Posted on
12/2/2012
As Michel SERRES already mentioned in 2007, it is impossible and totally useless to compile all the information that reaches us because of the large flow of information. We are entering an era of major change, where the challenge is not so much to know but to be able to quickly find the right information we need to remain competitive.
Enterprise 2.0 allows us to meet this challenge. However, it can only emerge by bringing about profound changes and implies a paradigm shift. The Taylorian vision where everyone is paid to execute is still too present. Thinking, being creative, participating in the future of the company is still too often considered by some departments as a waste of time.
If in an industrial and commercial society, it seems simple, logical, to divide and fragment in order to produce and sell better, tomorrow's performance can only be obtained if the company manages to innovate in order to differentiate itself. But innovation is nourished by exchanges, sharing, reflection and confrontation of ideas. It therefore seems impossible to continue to divide up the problems, with everyone working in their own corner. Encouraging the circulation of ideas, stimulating interactions, networking, and making individual intelligences cooperate are indispensable factors in a knowledge-based economy.

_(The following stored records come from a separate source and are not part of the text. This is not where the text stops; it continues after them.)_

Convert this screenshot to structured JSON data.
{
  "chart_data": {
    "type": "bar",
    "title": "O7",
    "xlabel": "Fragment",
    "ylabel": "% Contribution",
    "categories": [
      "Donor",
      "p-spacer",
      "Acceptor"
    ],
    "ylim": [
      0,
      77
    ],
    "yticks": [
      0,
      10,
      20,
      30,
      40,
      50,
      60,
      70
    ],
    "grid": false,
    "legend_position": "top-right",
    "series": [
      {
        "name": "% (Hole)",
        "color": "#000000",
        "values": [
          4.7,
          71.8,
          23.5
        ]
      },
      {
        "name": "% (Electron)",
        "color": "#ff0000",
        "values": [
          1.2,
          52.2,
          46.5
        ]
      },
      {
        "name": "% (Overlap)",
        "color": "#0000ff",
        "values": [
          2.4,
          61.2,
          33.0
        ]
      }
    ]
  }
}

"Human intelligence depends on neural connections. Organizational intelligence, on the other hand, depends on interpersonal connections. This sentence by Richard McDermott explains well the challenge that the Enterprise must take up if it wants to ensure its sustainability. The company must therefore mobilize and implement Collective Intelligence. This is a complex and time-consuming operation; sharing knowledge and helping others to succeed cannot be imposed or decreed. Managers have an essential role to play in creating support by moving from a "controlling" posture to that of "facilitator of cooperation". Only then will the Intelligent Enterprise emerge.